Saturday, November 16, 2024

An Open Letter To Creators

Dear Creators of Contents and Things and Services:

I write to you at a moment of inflection.

Through events not entirely of any one person's making, we have arrived at moment of unparalleled opportunity.

First, due to events out there in the real world, there has been a sea change shift in direction that is manifesting itself now even as I write.  Based on reactions (even within the last week), there is a great retraction of policies and practices that have been in place for the last 6 to 8 years (or even a little longer).  This is not my opinion:  companies of all kinds are walking back what had been the overt practices of the past years.  For the first time in perhaps a decade, "having an opinion" that is not what was mainstream is now both okay - and in vogue.

Second, the existing intellectual properties and platforms that have filled the entertainment arenas and leisure times have either burned themselves to the ground or are in the process of doing so.  Of the franchises and lines of my own youth, none of them exist as the powerhouses they were.  They remain crumbling edifices, empires in a race to withdraw to their core before they are extinguished.

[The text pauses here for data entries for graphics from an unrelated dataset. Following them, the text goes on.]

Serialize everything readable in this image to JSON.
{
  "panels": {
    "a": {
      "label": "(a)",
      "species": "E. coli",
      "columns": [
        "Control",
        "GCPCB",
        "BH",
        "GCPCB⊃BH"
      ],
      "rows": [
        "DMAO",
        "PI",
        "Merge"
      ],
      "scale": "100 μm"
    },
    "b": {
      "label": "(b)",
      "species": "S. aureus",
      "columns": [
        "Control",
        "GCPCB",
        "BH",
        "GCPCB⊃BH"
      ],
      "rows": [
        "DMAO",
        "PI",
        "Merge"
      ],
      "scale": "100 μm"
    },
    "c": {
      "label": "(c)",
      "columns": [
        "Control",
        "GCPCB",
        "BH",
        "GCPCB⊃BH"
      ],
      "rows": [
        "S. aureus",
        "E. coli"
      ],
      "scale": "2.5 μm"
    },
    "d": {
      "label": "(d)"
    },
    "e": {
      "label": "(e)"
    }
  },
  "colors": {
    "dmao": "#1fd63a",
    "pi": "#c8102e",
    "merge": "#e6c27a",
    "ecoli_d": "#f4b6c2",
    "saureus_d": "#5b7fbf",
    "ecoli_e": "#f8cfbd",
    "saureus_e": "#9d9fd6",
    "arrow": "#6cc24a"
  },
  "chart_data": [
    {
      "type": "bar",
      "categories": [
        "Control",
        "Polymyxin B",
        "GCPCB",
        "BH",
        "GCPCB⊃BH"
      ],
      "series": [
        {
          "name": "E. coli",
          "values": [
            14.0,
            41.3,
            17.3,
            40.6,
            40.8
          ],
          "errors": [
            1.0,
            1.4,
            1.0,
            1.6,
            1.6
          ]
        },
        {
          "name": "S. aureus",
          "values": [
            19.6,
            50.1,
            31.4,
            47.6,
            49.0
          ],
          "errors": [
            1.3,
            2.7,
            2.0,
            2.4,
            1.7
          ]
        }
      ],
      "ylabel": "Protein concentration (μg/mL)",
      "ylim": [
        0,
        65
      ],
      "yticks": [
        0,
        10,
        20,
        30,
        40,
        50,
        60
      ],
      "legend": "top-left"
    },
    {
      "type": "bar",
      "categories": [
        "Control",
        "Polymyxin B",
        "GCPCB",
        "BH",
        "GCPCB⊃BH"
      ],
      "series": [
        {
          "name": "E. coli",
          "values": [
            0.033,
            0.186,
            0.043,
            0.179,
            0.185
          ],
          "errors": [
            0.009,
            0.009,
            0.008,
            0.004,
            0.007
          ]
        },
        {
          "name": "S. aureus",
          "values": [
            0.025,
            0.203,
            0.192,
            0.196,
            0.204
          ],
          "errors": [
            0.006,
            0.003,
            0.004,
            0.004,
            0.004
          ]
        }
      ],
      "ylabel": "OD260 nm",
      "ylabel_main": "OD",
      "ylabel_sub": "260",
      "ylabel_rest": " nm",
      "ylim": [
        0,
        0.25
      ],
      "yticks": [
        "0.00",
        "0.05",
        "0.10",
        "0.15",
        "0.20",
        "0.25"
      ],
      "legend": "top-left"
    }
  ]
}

Thirdly, we are entering what could only be construed as a time of economic turmoil. Even with the best of outcomes, we have a long painful haul before we reach actual economic prosperity, not just a pretend prosperity largely fueled by money that we do not have being spent on corporations that return little to the land of their purchasers.

Now, more than ever, we need you.

We need your new ideas.  We need your new worlds, be they in film or streaming or written word or games or photographs or art.  We need your things, be they grown food or handmade goods or services.  

We need the things done by you.

A meteor of sorts hit the established world in the recent past, a meteor whose impact continues to ripple out in real time.  The large corporations and firms and "establishments" are the dinosaurs of this time, ponderously working to adapt to the times. The small creator, the small maker, can be responsive in a way the large organization cannot.  They are far more adaptable and far more responsive - partially, yes, because of their size, but also partially because of the fact that they have a connection with their customer or fan base, not just a webpage or media presences where inputs only go one way.

There is no barrier to entry by any of the usual metrics.  And one might think I am arguing for "one side" to create.  Not at all; I encourage all those metrics to create - with the understanding that in a way that has been forgotten in a generation, the market - the customers, the fans, the clientele - will determined your success or failure, not far away investment firms or overbearing activists who offer no financial support but only conditions for acceptance.

The world is open in a way it was not even a year ago.  Go Ye forth, and be creative.

Your Obedient Servant, Toirdhealbheach Beucail

2 comments:

  1. The great social experiment failed.

    ReplyDelete
  2. Nylon126:17 AM

    Ah......changes to things, those providing services and creating content......remember that old slogan.....:Adapt or die"? Like that last sentence of yours TB..."but only conditions of acceptance", more like DEMANDS shouted endlessly.